The masculine voice behind him giving vent to an invitation for one of his preferred Future activities was enough to have Connor on his feet. He looked behind him to find Thomas there.
“Where?” Connor asked, equally as happy for an outing as he was for the chance to escape his troubling thoughts.
“Edinburgh?” Thomas suggested.
“I’ll come,” Connor said immediately.
“I have tickets to a play.” Thomas looked around Connor at his sister. “I thought you might be interested in this one.”
“What’s playing?” she asked.
“It’s a surprise.”
“I don’t have anything to wear.”
“The
Pretty Woman
shopping spree is on me,” Thomas said with a smile.
Victoria hopped off the stage. “I’m there.”
Connor smiled down at her. “You rob the world of your talent when you merely command the forces from below,” he said frankly. “Why is that?”
“It’s a very long story,” she said. “I’ll tell you on the way to Edinburgh.”
Connor took her hand and pulled her from the keep. “I’m anxious to see how the city has changed since my day. Coming, Thomas?”
“I suppose, since I have to drive,” Thomas said with a chuckle.
Connor started to offer his services, but before he could open his mouth, Victoria had sent him a warning look.
“Don’t think it.”
He drew himself up. “I could manage it.”
“Not to Edinburgh. There are lots of cars. But I’ll bet Thomas would let you another day.”
“But I must return home tomorrow,” he said, with sincere regret.
“Oh,” she said quietly.
They walked along in silence for several minutes. Connor found, to his surprise, that she had pulled her hand from his at some point. She had her hands stuck into her pockets, as if she feared what they might do if she left them to themselves.

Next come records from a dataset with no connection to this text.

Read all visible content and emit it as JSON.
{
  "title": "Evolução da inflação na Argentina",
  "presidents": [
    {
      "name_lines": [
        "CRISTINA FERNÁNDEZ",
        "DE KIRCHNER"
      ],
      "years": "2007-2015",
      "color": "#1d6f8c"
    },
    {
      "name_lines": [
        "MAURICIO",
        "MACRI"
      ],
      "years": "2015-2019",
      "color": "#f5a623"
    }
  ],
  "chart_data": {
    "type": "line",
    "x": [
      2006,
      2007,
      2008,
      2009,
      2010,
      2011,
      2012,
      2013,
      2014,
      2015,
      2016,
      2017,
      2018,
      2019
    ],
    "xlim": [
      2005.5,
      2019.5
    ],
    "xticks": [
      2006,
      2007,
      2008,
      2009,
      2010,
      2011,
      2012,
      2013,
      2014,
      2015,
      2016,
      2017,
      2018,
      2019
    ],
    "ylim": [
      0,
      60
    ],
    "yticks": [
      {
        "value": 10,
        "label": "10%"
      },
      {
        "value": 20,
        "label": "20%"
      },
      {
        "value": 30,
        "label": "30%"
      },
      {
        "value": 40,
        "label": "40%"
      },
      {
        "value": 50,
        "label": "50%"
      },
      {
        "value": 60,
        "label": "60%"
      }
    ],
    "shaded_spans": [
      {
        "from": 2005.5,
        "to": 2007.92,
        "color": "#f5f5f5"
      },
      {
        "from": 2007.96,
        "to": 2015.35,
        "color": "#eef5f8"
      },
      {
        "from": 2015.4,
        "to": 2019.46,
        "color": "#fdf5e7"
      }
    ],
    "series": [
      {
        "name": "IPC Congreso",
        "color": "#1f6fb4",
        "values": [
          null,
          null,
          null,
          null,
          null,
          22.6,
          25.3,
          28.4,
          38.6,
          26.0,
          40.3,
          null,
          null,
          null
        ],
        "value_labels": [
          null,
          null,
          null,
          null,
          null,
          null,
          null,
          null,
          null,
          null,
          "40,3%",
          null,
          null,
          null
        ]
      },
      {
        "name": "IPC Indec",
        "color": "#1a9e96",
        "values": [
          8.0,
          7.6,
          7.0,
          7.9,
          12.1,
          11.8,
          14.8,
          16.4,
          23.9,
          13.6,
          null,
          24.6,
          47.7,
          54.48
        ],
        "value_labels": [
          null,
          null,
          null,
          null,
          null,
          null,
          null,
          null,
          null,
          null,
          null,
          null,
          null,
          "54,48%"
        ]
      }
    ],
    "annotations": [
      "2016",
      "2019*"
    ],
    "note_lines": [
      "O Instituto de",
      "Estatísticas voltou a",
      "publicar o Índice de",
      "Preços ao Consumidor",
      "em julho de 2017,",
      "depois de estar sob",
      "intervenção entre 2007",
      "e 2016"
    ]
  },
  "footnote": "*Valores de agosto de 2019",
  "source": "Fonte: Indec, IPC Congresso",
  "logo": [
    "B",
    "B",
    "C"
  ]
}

He supposed she might be tempted to cuff him. He couldn’t blame her. He had powerfully fond feelings for her. Was it beyond the pale to suppose she might suffer the like for him?
“I do not
want
to go,” he said defensively, before he thought better of it. He looked down at her. “But I must.”
She met his eyes. Hers were very red. “I know.”
“Allergies?”
She smiled. “The excuse is wearing thin, I suppose.”
He wanted to ask her what she meant by that, but found that he did not have the will. She was, he dared hope, grieved that he would go. Would she be willing to come with him?
He considered that for a moment or two. To leave behind the Future and all its marvels? Cars, collapsible swords, fried tomatoes, pink garderobes . . . nay, he could see why she might not want to.
Yet, what was there for him in the Past? He would have been dead were it not for her. But given that he had survived that dodgy bit of business, what would it mean for him to remain in his own time? He would have spent the rest of his days wondering if he was doing something someone else should have been seeing to. He might have wed again, possibly stealing a woman from another who would have had her, had he been slain as he ought to have been.
His head began to pound.
He decided finally that perhaps there was reason to suppose that he might live out his life in a Past where he was destined
not
to be. But did that mean he was permitted to stay in the Future?
That he could not answer.
If he had some confirmation, some compelling reason, some sign beyond all doubt that he was meant to remain where he was . . .
But nay, the world did not work thusly. He belonged in his time and Victoria in hers. The specters he had seen were flights of fancy. Indeed, he began to wonder if his entire trip away from home had been one great, long dream.